I’m going through such an intense emotional experience and it is all based on a TV show of fictitious characters. I don’t know if I’ve ever had this before and it’s at once fascinating and disturbing! How can I care so deeply about people who are figments of someone else’s imagination? What if I told you I’ve even dreamed about them? I mean, seriously, there is something messed up there, no?
And here is another scary question: Would the intensity of my feelings be stronger if they were actual people going through the exact same experiences? What if somehow it could be proven that the intensity of my emotions is as if the characters are real? Yikes!
I’m really not sure exactly what is going on here and admittedly, it does freak me out a little, feeling so strongly about fictitious characters. But lets try to understand it a bit.
First, I think that my feelings aren’t based exactly on those people’s feelings. I think that my thought process is that what I am seeing in an imaginary setting is, very possibly, happening in real life to someone somewhere. Or, at the very least, has happened or will happen. And the thought of someone really going through that, touches me. I don’t think it would touch me if the show wasn’t based in our shared human experience.
Also, of course, the story lines touch me personally. It brings up feelings that I have about my own life. For example, when I see someone who is perfectly good and lovely, and he is not meeting his soulmate, I commiserate with him.
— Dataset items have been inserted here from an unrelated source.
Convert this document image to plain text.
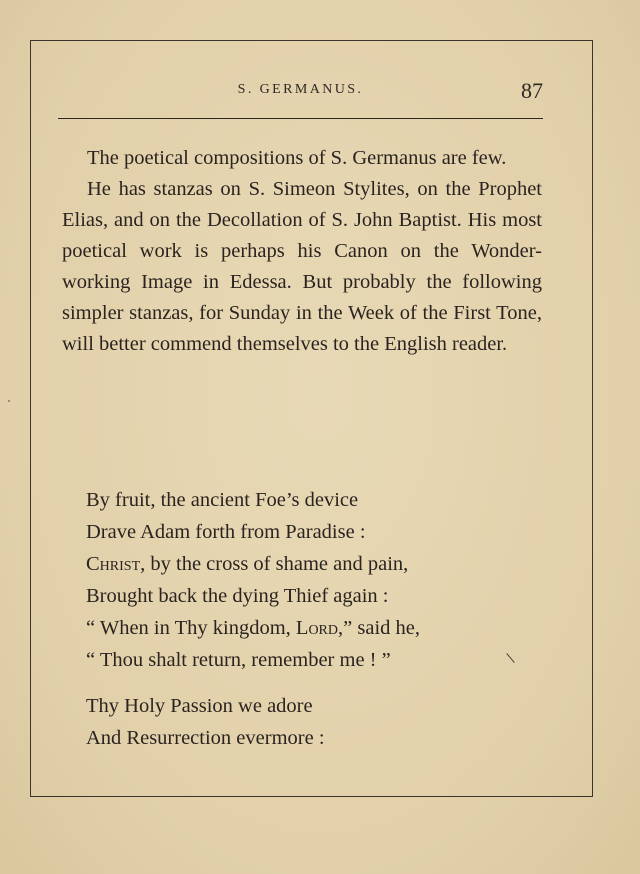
S. GERMANUS.	87

The poetical compositions of S. Germanus are few.

He has stanzas on S. Simeon Stylites, on the Prophet Elias, and on the Decollation of S. John Baptist. His most poetical work is perhaps his Canon on the Wonder-working Image in Edessa. But probably the following simpler stanzas, for Sunday in the Week of the First Tone, will better commend themselves to the English reader.

By fruit, the ancient Foe’s device
Drave Adam forth from Paradise :
Christ, by the cross of shame and pain,
Brought back the dying Thief again :
“ When in Thy kingdom, Lord,” said he,
“ Thou shalt return, remember me ! ”
Thy Holy Passion we adore
And Resurrection evermore :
I don’t know! Maybe those explanations still don’t fully explain the depth of my reaction to the show. Maybe they just did an amazing job – at least in my books – at depicting characters, making me love them, relate to them, even care about them.
I think that it’s important, especially when affected so strongly by something, to be conscious of how it changes you. In this case, one of the most touching things about the show is that the girl, the main character, Jan Di, is so loved and cared-for just because she herself is so good and kind. She is not especially beautiful, she is not from a rich family, and she never changes her very plain style (as opposed to what’s-her-name in Grease) but her friends take pride in having her in their lives. I actually loved that till the very end, even though she’s surrounded by gorgeous, well-dressed people all the time, she doesn’t change in the tiniest bit! What an exciting idea!
This “proves” to me that it really does work to be yourself and just try to be kind and good. She also never worries about making an impression on anyone ever. I love that.
I also am deeply touched by how the guys treat the girls they like. They treat them like gems that should be cared for and treasured. I find it so beautiful. Am I naive? Don’t say yes, I don’t want to hear it. The show has brought out the hopeless romantic side of me. I think the idea of a man taking care of a woman like that is beautiful. Beautiful. I mean, deeply, humanly, touchingly beautiful.
I’m embarrassed to say that watching it has been such an intense experience for me, that I need some time to get over it. My friend who lent it to me had a similar experience. She also says she’s never had such intense conversations about fictional characters so maybe it really is an awesome show. Let me know if you watch it, what you think.
It’s a Korean TV show called Boys Before Flowers. Best to watch it on DVD but I think you can find most of it in 10-minute increments on You Tube. Here is the first part of the first episode with subtitles in English.
One last question: Is the fact that the show makes me see life differently good or bad?